# Precision & Recall — An Illustrative

Last Updated on July 25, 2023 by Editorial Team

#### Author(s): Yalda Shankar

Originally published on Towards AI.

Precision and Recall are two evaluation metrics, used to measure the performance of a classification algorithm (that outputs discrete labels) in machine learning / information retrieval. The metrics may possibly be used for continuous output variables (like in a regression algorithm) by discretising them using value ranges or intervals [1]; however, such a usage is rare.

To build an intuition about Precision and Recall, let us consider a binary classification problem, i.e., having two output labels. We can define precision and recall for each class C1 and C2. For any class C*,

• Precision tells us how many objects categorized as C* are correct.
• Recall tells us how many objects belonging to C* were categorized as C*.

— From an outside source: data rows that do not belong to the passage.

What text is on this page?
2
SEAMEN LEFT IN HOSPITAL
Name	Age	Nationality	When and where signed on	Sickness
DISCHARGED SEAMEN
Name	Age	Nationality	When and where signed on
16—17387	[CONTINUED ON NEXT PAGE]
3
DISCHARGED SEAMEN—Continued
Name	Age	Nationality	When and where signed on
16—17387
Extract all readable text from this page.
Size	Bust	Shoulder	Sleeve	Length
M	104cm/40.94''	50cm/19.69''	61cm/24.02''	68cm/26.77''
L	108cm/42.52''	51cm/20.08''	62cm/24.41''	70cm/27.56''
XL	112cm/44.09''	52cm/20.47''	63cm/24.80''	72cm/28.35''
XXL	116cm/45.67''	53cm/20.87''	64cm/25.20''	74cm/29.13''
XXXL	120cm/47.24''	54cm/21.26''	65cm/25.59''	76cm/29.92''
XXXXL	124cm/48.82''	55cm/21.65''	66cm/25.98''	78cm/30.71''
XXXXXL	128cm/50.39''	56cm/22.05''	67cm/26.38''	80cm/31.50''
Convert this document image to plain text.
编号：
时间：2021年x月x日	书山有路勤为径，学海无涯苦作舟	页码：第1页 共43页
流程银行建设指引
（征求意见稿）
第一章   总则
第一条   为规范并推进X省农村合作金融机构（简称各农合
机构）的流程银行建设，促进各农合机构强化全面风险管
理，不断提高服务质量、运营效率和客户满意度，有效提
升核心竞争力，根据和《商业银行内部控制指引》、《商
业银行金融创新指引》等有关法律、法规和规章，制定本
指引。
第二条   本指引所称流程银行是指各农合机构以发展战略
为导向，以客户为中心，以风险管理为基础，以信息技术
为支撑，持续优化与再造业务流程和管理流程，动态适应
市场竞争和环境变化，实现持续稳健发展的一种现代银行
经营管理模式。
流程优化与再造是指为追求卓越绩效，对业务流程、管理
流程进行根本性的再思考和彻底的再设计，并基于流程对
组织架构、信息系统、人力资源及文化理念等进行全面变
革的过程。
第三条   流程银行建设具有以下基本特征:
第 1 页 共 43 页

Let us understand this better, taking the example of airport security check-in. Here, the main problem is to identify the presence of any prohibited items in the baggage, like pet, liquid, weapon, etc.

Classes — Let us consider three classes, pet, liquid, and weapon. Precision and Recall can be calculated for each class.

Class of Interest — Let us say that we target the class Pet

Model / AI Algorithm Prediction — The airport scanner using AI algorithm, asks the question (Is there a pet?)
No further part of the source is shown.